La exsenadora Claudia Nayibe López le tendió una celada a todo el país con su cacareada consulta anticorrupción. Con excepción de los corruptos, todos los colombianos están en contra del saqueo del erario.

Para combatir los fenómenos que aquejan a las sociedades no es necesario abusar de los mecanismos de participación ciudadana. Al contrario: hay que actuar con diligencia, compromiso y sinceridad. ¿Acaso hay que hacer una consulta contra el asesinato para emprender acciones contundentes contra los antisociales que atentan contra los ciudadanos?

El compromiso del gobierno y del uribismo en la lucha contra la corrupción es contundente e incontrovertible. No fue necesario esperar a la realización de una consulta onerosa e insulsa para emprender acciones concretas contra ese flagelo que se convirtió en un virus generalizado durante los 8 años de gobierno santista.

Las ministras de Justicia e Interior han presentado proyectos que resultan definitivos, a la vez que el gobierno se ha enfocado en aplicar con toda la verticalidad posible las normas existentes en aras de acorralar a los corruptos.

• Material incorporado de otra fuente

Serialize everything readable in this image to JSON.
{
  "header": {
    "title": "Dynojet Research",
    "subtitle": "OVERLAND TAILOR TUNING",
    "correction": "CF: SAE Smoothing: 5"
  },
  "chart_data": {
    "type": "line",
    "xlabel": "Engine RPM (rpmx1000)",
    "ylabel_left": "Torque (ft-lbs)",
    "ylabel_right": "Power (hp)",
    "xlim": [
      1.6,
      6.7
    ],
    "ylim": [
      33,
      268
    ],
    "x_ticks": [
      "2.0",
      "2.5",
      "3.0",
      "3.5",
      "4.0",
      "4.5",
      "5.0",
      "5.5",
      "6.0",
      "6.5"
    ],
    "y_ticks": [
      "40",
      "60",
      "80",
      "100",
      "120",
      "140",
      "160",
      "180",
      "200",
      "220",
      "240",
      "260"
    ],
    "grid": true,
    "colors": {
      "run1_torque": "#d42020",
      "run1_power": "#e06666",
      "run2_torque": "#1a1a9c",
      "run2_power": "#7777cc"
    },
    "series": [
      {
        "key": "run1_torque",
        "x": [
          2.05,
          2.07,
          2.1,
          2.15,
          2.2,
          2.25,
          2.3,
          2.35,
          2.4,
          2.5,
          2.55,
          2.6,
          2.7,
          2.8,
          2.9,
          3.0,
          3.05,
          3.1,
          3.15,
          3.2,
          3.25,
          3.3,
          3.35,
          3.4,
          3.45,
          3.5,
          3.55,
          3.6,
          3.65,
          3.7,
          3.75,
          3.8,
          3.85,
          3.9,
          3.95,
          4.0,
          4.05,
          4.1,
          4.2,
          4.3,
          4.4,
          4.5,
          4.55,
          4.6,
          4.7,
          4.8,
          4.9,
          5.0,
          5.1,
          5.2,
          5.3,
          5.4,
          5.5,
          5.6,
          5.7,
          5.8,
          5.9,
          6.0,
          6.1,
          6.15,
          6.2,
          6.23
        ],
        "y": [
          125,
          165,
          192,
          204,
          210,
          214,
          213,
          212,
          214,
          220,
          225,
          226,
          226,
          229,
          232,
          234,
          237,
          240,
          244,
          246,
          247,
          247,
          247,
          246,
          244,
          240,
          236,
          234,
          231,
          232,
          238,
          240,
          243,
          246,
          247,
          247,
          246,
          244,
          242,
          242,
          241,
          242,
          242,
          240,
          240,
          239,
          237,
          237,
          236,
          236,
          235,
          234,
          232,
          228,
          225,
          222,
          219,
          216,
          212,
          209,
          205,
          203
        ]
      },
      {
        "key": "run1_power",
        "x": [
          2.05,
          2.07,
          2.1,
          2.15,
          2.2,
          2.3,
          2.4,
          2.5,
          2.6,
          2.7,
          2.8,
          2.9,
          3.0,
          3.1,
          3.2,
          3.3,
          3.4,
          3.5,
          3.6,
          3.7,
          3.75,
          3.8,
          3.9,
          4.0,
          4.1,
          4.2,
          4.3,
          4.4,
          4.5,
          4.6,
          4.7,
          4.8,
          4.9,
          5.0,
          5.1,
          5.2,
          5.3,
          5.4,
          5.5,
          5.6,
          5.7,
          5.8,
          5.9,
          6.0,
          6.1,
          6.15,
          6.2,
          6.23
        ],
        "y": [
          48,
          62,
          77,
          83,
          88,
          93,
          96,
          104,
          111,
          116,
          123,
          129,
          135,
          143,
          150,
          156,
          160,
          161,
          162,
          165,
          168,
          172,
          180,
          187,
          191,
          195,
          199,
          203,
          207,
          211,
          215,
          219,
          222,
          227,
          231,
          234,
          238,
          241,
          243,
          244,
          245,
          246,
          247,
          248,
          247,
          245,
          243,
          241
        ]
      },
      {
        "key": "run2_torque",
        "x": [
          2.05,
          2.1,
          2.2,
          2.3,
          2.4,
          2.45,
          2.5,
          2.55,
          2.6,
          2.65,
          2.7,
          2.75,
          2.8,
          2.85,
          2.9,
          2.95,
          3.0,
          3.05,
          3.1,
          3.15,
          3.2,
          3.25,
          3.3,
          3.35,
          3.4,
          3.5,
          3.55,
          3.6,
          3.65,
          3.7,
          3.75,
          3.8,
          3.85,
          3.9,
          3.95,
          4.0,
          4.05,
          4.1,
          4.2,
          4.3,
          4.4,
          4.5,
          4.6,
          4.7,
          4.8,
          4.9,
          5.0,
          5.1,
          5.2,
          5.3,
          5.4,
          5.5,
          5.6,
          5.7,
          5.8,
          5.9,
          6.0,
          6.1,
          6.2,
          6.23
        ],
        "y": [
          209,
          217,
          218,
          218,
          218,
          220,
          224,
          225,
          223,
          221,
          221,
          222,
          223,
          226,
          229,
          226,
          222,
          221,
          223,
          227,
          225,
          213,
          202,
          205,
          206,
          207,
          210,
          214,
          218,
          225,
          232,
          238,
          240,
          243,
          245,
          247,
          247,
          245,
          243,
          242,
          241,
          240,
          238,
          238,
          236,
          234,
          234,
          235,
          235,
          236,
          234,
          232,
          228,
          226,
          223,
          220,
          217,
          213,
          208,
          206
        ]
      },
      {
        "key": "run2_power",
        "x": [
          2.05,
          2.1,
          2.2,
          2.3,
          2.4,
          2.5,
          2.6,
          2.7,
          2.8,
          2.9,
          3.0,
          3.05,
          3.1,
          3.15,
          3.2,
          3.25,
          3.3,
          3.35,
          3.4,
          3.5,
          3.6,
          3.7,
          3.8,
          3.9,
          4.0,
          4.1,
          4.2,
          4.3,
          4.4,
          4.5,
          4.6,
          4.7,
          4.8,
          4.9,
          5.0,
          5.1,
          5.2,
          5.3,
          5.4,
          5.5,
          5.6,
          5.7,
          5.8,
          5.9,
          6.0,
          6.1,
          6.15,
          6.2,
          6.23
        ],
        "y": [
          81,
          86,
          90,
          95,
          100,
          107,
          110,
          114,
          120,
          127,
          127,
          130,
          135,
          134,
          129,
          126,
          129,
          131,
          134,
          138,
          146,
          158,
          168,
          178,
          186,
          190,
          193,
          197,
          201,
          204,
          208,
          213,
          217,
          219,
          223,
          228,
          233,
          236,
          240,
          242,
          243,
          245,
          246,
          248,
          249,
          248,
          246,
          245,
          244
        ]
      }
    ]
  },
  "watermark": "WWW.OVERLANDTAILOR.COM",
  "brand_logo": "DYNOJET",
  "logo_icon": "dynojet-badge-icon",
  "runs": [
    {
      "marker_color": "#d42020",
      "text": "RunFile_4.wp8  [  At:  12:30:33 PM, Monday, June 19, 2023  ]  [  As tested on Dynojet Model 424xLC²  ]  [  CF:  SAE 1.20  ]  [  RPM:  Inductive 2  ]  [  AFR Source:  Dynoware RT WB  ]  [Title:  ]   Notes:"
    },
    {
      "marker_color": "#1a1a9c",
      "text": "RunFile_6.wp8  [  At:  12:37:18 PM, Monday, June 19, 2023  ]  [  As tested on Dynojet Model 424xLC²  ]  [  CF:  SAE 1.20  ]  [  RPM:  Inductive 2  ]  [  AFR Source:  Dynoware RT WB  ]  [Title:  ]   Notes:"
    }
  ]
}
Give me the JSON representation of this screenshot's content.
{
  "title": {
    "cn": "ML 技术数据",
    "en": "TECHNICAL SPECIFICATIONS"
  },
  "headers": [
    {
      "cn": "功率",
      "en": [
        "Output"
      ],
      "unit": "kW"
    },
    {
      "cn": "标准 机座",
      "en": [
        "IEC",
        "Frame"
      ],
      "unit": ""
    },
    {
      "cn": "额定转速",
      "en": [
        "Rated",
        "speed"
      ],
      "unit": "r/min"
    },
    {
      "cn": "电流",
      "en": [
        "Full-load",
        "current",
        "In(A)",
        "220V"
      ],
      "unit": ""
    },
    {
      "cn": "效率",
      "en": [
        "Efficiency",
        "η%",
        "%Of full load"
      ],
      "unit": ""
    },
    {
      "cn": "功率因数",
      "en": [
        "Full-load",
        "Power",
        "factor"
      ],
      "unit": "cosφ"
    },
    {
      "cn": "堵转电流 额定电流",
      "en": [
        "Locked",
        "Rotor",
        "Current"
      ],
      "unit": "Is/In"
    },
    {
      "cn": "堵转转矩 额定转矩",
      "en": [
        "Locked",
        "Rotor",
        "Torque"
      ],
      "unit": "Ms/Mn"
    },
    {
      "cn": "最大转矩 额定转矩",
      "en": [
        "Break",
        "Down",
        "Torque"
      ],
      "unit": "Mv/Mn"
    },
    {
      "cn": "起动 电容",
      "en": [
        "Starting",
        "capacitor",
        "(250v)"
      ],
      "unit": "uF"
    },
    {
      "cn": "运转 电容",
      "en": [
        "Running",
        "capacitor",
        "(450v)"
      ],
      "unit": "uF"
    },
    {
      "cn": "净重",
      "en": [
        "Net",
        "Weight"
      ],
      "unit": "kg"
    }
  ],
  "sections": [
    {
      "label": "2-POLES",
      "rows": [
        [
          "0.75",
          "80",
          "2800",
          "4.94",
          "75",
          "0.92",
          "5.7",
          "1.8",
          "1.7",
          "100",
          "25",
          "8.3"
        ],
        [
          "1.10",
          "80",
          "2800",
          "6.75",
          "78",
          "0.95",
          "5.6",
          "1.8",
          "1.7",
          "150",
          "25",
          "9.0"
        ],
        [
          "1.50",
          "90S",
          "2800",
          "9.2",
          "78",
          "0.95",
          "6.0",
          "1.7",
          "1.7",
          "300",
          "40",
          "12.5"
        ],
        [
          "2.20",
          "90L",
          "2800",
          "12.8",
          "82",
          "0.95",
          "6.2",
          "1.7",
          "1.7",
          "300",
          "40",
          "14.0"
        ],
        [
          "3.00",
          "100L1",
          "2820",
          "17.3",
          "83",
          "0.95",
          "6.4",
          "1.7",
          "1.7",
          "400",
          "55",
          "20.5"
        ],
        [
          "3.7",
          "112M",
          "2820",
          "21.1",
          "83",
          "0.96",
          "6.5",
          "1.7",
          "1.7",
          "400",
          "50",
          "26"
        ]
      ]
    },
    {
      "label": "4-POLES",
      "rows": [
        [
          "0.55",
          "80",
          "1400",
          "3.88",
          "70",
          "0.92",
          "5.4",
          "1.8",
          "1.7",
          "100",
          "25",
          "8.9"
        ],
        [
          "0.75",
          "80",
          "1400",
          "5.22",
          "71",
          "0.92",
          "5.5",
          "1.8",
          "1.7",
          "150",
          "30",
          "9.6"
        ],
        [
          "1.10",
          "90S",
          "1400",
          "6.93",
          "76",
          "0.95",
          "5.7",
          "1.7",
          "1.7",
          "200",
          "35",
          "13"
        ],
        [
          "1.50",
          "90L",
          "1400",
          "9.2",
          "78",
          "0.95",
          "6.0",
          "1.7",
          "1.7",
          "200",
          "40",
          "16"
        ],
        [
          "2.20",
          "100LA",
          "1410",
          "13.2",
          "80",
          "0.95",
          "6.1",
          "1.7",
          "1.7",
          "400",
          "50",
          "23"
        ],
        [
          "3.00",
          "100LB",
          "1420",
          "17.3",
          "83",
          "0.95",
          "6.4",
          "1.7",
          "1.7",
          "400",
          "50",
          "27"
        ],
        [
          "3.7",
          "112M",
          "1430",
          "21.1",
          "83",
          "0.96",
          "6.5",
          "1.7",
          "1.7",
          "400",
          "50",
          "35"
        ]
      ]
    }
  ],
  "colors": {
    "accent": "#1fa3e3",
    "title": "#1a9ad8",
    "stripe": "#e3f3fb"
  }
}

La consulta de Claudia Nayibe, contiene elementos clásicos de la demagogia. Resulta muy atractivo para la galería proponer que los altos funcionarios ganen poco dinero. Una reducción de salarios para los altos funcionarios resulta tremendamente costoso en el corto plazo, pues las personas que han invertido cantidades significativas de dinero para prepararse académicamente, no van a querer entrar al servicio público por cuenta del bajo salario que se les ofrece.

Además, nada tiene que ver el salario con la corrupción. Quien tiene intención de robar al erario, no dejará de hacerlo por ganar más o menos dinero. En concreto: no hay unidad de materia entre esos dos aspectos.

Se habla de luchar contra la corrupción, pero si hay algo corrupto es engañar a los electores. La doctora Claudia Nayibe, que promueve la iniciativa, tiene evidentes ambiciones políticas en el futuro inmediato y encontró en la dichosa consulta un mecanismo para apuntalarse de cara a las elecciones del año entrante. Si su compromiso fuera real, sincero y legítimo habría dicho desde el comienzo que ella no va a aspirar en las próximas elecciones.

Bueno sería que ella tuviera el gesto de transparencia y le dijera al país de manera clara y sin esguinces que no buscará la alcaldía de Bogotá en la campaña que tendrá lugar el año entrante.

Así pues, no hay que hacerle el juego a los intereses politiqueros de unos sectores claramente identificables. Esa consulta no es una herramienta real contra la corrupción. Es una manipulación perfectamente ideada por la exsenadora López en la que los colombianos no pueden caer.